È un raduno degno dell'ultimo Milan tricolore: la forma ridotta al minimo sindacale, la sostanza esaltata al massimo. Responsabilità diretta della prima convocazione con numerosi giovanotti della primavera e pochi titolari, un solo volto inedito, il francese Adli («molto interessante» il primo giudizio di Pioli) e qualche gradito ritorno, Pobega («ci servirà la sua fisicità») e un paio di collaudati veterani (Kjaer e Rebic). Il vero raduno del Milan è fissato per il 14 luglio con lo sbarco dei titolarissimi e - questa la promessa fatta da Maldini a Pioli - la rosa completata dai nuovi acquisti (tra 4 e 5 secondo le previsioni). Poco più di tremila i tifosi arrivati in processione tra canti e striscioni e quell'incontro dopo pranzo davanti ai cancelli di Milanello durante il quale Maldini promette d'inseguire «la seconda stella» che è poi l'eccitazione maggiore per la curva sud. Da segnalare la gaffe dello sponsor Puma autore della pubblicazione, a pochi minuti dell'adunata rossonera, della foto di Giroud con la nuova maglia davanti alle sagome del Duomo ma senza il famoso triangolino tricolore, lo scudetto insomma, così da provocare una sorta di psico-dramma collettivo poi superato con la presentazione ufficiale della maglia completa di scudetto durante l'intervista di Pioli.
Le parole, spese dai diversi personaggi, nelle ore del primo giorno, hanno il senso di raccontare una preziosa sintonia. Fu l'autentico segreto della conquista del 22 maggio. Paolo Maldini per esempio comincia così: «Dimentichiamo le feste, non dimentichiamo come siamo arrivati al successo». Ricky Massara aggiunge: «Siamo tornati alla storia del club, adesso bisogna far bene anche in Champions». La sintesi perfetta è nell'intervento di Ivan Gazidis: «Grazie all'unità e alla spinta dei tifosi siamo arrivati allo scudetto». Ma le parole sono un conto, altro sono invece i gesti, gli sguardi. Così è possibile cogliere il gelo umano tra Gazidis e Maldini dopo le perfide stoccate ricevute dall'intervista di fine maggio, mentre tutto il resto della compagnia si stringe intorno all'uomo-simbolo di questo nuovo Milan atteso alla ripartenza tra difficoltà taciute ed evidenti sul mercato ancora da scolpire. Si tratta di Stefano Pioli che davanti ai tifosi sogna di «ricreare la stessa magia della passata stagione» e poi davanti ai taccuini e i microfoni disegna uno scenario molto realistico e perciò anche questo tutto arrosto e niente fumo. Un esempio? Eccolo: «Fa piacere che quest'anno ci diano terzi come pronostico, l'anno scorso eravamo 5 o 6», prima di spiegare quale sarà la durissima realtà: «Dal primo giorno diventeremo la squadra da battere». Perciò niente graduatorie interne ma «22 titolarissimi» perché «dal 13 agosto al 13 novembre in 3 mesi giocheremo 21 partite e avremo bisogno di tutti».

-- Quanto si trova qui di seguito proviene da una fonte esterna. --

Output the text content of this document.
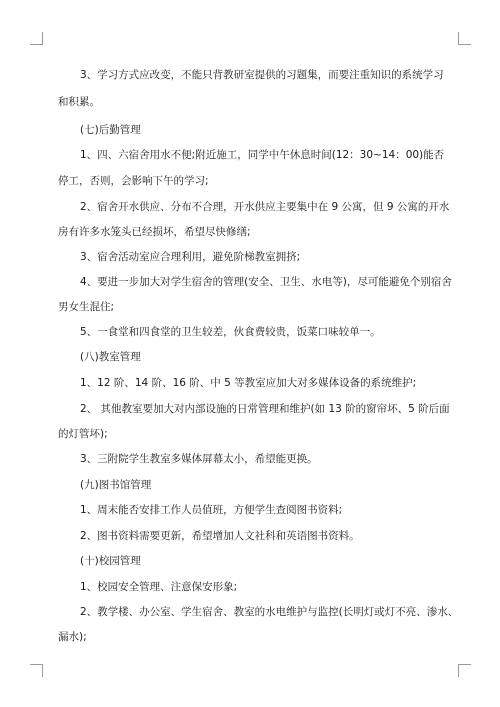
3、学习方式应改变，不能只背教研室提供的习题集，而要注重知识的系统学习
和积累。
(七)后勤管理
1、四、六宿舍用水不便;附近施工，同学中午休息时间(12：30~14：00)能否
停工，否则，会影响下午的学习;
2、宿舍开水供应、分布不合理，开水供应主要集中在 9 公寓，但 9 公寓的开水
房有许多水笼头已经损坏，希望尽快修缮;
3、宿舍活动室应合理利用，避免阶梯教室拥挤;
4、要进一步加大对学生宿舍的管理(安全、卫生、水电等)，尽可能避免个别宿舍
男女生混住;
5、一食堂和四食堂的卫生较差，伙食费较贵，饭菜口味较单一。
(八)教室管理
1、12 阶、14 阶、16 阶、中 5 等教室应加大对多媒体设备的系统维护;
2、 其他教室要加大对内部设施的日常管理和维护(如 13 阶的窗帘坏、5 阶后面
的灯管坏);
3、三附院学生教室多媒体屏幕太小，希望能更换。
(九)图书馆管理
1、周末能否安排工作人员值班，方便学生查阅图书资料;
2、图书资料需要更新，希望增加人文社科和英语图书资料。
(十)校园管理
1、校园安全管理、注意保安形象;
2、教学楼、办公室、学生宿舍、教室的水电维护与监控(长明灯或灯不亮、渗水、
漏水);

Un saluto a Kessie e Romagnoli, un arrivederci a Ibra (presto il nuovo contratto), il ruolo di futura sorpresa riservato a Bennacer, la certezza «di recuperare il tempo perso con Inter e Juve» e dei «margini di miglioramento» del gruppo («specie Leao»), prima di spalancare le porte a «chi è dotato di qualità» e cioè Ziyech, Dybala («pur diversi»), e nel cassetto l'opzione di passare alla difesa a tre («con Kjaer recuperato naturalmente»).